Divide and Conquer Closest Pair and Convex-Hull Algorithms

Closest Pair Problem

Recall the closest pair problem.

The brute force algorithm checks the distance between every pair of points and keep track of the min. The cost is O(n(n-1)/2), quadratic.

The general approach of a merge-sort like algorithm is to sort the points along the x-dimensions then recursively divide the array of points and find the minimum. The only trick is that we must check distance between points from the two sets. This could have quadratic cost if we checked each point with the other. But, is there is only a finite number of points then cost could be less.

Alogrithm Closest Pair

0. Initially sort the n points, P_i = (x_i, y_i) by their x dimensions.

1. Then recursively divide the n points, S₁ = {P₁,...,P_n_/2} and S₂ = {P_n_/2+1,...,P_n}

so that S₁ points are two the left of x = x_n_/2 and S₂ are to the right of x = x_n_/2.

2. Recursively find the closest pair in each set, d₁ of S₁ and d₂ for S₂, d = min(d₁, d₂).

3. We must check all the S₁ points lying in this strip to every S₂ points in the strip, and get closest distance d_between

4. To efficiently do the above, need to sort the points along the y dimensions, using a merge sort approach.

5. Then the minimum distance is minimum distance is min(d, d_between)

Analyzing and Cost:

Alogrithm Closest Pair

0. Initially sort the n points, P_i = (x_i, y_i) by their x dimensions.

1. Then recursively divide the n points, S₁ = {P₁,...,P_n_/2} and S₂ = {P_n_/2+1,...,P_n}

so that S₁ points are two the left of x = x_n_/2 and S₂ are to the right of x = x_n_/2. Cost is O(1) for each recursive call

2. Recursively find the closest pair in each set, d₁ of S₁ and d₂ for S₂, d = min(d₁, d₂). Cost is O(1) for each recursive call.

Note that d is not the solution because the closest pair could be a pair between the sets, meaning on from each set.

These points must lie in the vertical stripe described by x = x_n_/2-d and x = x_n_/2+d. Draw the diagram.

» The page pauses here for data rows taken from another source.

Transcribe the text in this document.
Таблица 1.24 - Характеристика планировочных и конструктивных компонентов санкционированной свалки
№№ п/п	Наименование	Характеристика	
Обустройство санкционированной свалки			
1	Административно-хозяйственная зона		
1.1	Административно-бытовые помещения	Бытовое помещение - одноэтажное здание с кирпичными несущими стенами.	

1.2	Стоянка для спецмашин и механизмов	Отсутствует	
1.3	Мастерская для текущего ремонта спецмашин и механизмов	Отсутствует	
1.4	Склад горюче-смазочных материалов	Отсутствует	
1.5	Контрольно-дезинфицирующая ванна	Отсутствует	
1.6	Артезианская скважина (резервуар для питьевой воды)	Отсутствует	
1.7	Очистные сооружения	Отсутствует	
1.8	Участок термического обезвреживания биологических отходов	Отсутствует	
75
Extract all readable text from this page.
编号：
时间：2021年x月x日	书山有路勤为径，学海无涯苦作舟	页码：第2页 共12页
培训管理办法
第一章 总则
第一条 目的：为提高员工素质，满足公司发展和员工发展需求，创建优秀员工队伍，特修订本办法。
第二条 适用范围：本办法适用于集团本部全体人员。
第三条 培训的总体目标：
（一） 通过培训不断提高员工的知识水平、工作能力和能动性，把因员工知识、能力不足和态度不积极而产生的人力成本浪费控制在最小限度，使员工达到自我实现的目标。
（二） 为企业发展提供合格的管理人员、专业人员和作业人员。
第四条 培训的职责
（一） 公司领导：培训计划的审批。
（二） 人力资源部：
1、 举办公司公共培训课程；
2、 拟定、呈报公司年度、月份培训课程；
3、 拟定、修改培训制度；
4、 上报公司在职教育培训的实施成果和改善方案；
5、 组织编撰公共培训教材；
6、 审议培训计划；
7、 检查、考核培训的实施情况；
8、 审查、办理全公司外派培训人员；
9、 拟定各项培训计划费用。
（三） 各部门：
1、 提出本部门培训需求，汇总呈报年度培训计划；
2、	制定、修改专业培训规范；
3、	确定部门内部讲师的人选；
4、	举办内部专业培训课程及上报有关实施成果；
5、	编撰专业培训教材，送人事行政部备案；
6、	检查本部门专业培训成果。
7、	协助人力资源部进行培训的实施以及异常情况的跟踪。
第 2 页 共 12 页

3. We must check all the S₁ points lying in this strip to every S₂ points in the strip, and get closest distance d_between

Note that there can be only 6 S₂ points. Note the points must lie also [y_i - d, y_i + d]. Illustrate the worst case. So the time for this step is Θ(6n/2) = Θ(3n). Draw diagram showing the six points in S₂ with respect to the point in S₁.

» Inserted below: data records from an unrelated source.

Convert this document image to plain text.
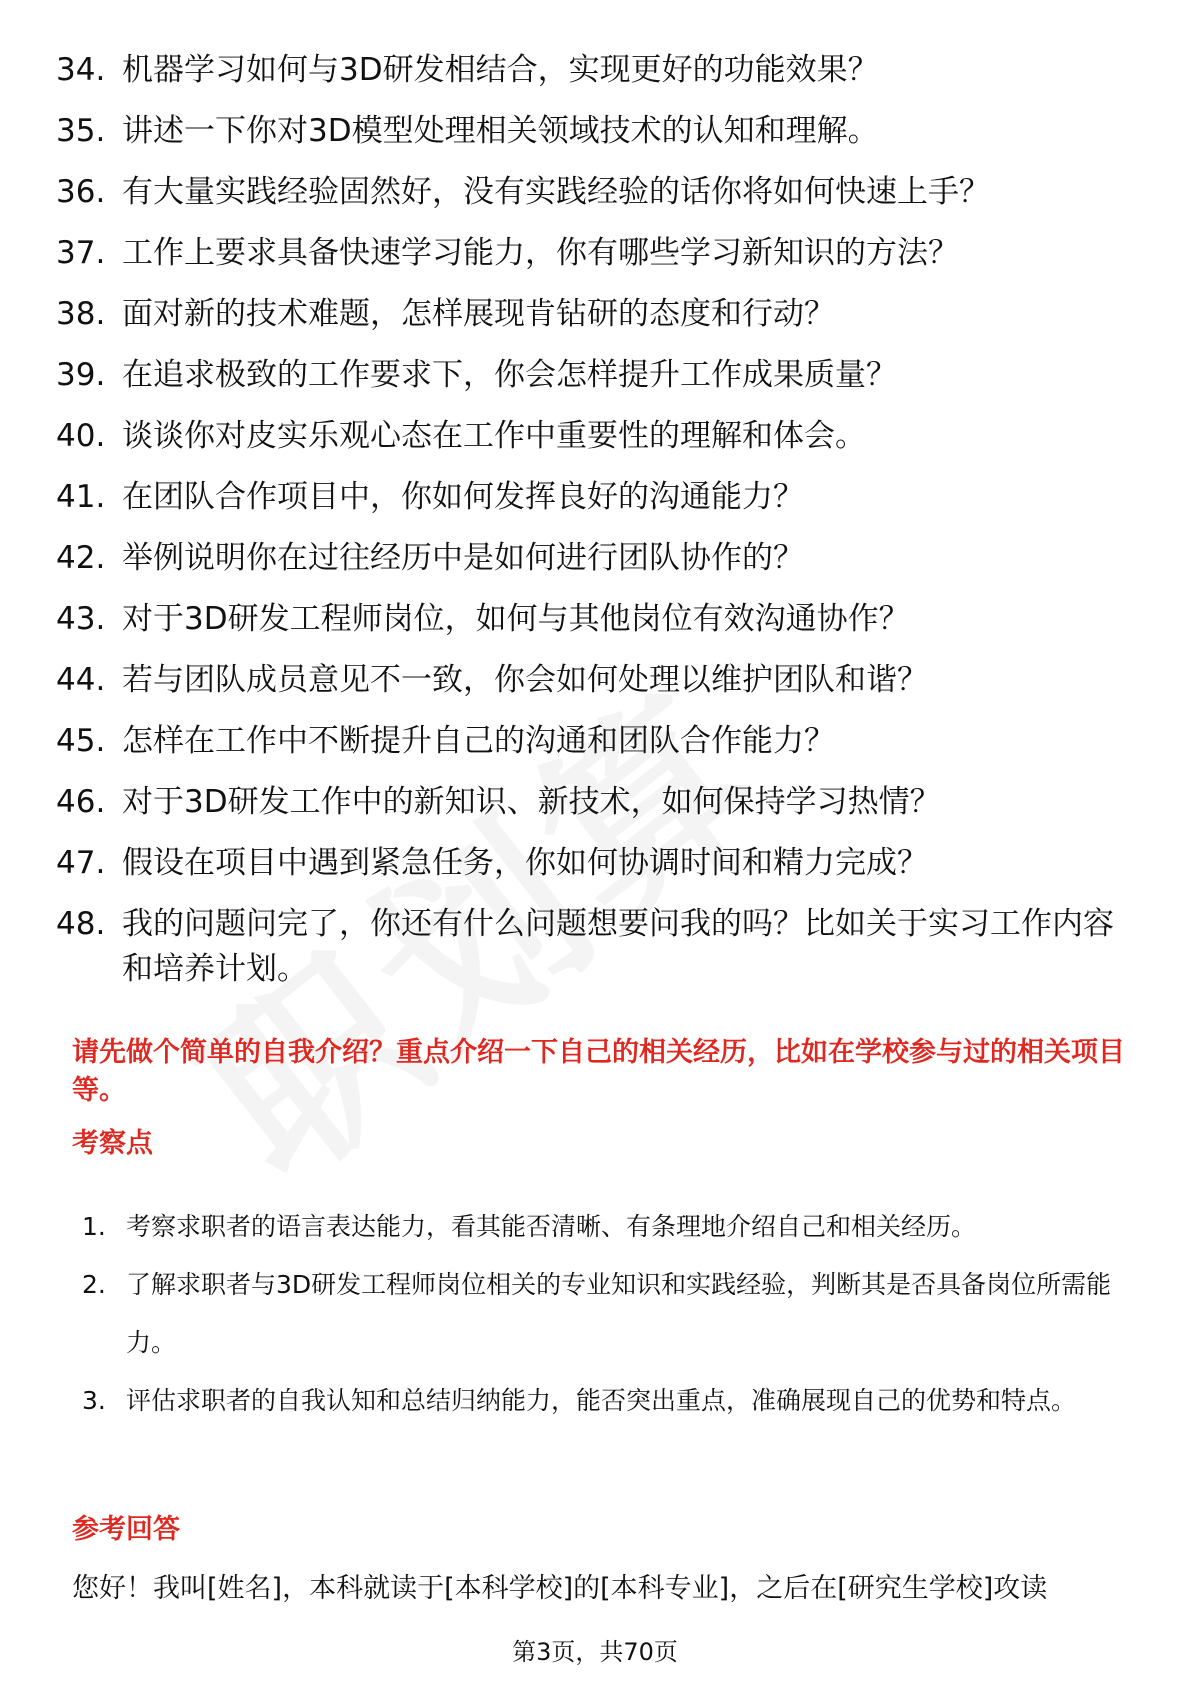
34. 机器学习如何与3D研发相结合，实现更好的功能效果？
35. 讲述一下你对3D模型处理相关领域技术的认知和理解。
36. 有大量实践经验固然好，没有实践经验的话你将如何快速上手？
37. 工作上要求具备快速学习能力，你有哪些学习新知识的方法？
38. 面对新的技术难题，怎样展现肯钻研的态度和行动？
39. 在追求极致的工作要求下，你会怎样提升工作成果质量？
40. 谈谈你对皮实乐观心态在工作中重要性的理解和体会。
41. 在团队合作项目中，你如何发挥良好的沟通能力？
42. 举例说明你在过往经历中是如何进行团队协作的？
43. 对于3D研发工程师岗位，如何与其他岗位有效沟通协作？
44. 若与团队成员意见不一致，你会如何处理以维护团队和谐？
45. 怎样在工作中不断提升自己的沟通和团队合作能力？
46. 对于3D研发工作中的新知识、新技术，如何保持学习热情？
47. 假设在项目中遇到紧急任务，你如何协调时间和精力完成？
48. 我的问题问完了，你还有什么问题想要问我的吗？比如关于实习工作内容和培养计划。

请先做个简单的自我介绍？重点介绍一下自己的相关经历，比如在学校参与过的相关项目等。

考察点

1. 考察求职者的语言表达能力，看其能否清晰、有条理地介绍自己和相关经历。
2. 了解求职者与3D研发工程师岗位相关的专业知识和实践经验，判断其是否具备岗位所需能力。
3. 评估求职者的自我认知和总结归纳能力，能否突出重点，准确展现自己的优势和特点。

参考回答

您好！我叫[姓名]，本科就读于[本科学校]的[本科专业]，之后在[研究生学校]攻读

第3页，共70页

4. To accomplish this we also need to sort the points along the y dimensions. We do not want to a sort from scratch for each recursive division. So we use a merge sort approach and the cost is of maintaining the sort along y is O(n).

5. Then the minimum distance is minimum distance is min(d, d_between)

The recursive relation is

T(n) = 2T(n/2) + M(n), where M(n) is linear in n.

Using Master's Theorem (a =2, b = 2, d = 1)

T(n) ε O(n lg n)

Note that it has been shown that the best that can be done is Ω(n lg n). So we have found one of the best solutions.

Convex-Hull Problem

Recall the convex hull is the smallest polygon containing all the points in a set, S, of n points Pi = (x_i, y_i). The set of vertices defines the polygon and the points of the vertices are found in the original set of points.

Recall the brute force algorithm. Make all possible lines from pairs of points and then check if the rest of the points are all on the same side of the line. How much? There are n(n-1)/2 such lines and then we check with n-2 remaining points. So the cost is cubic.

Algorthim quickhull

1. Sort the set of points, S, by the x-dimension with ties resolved by the y-dimension.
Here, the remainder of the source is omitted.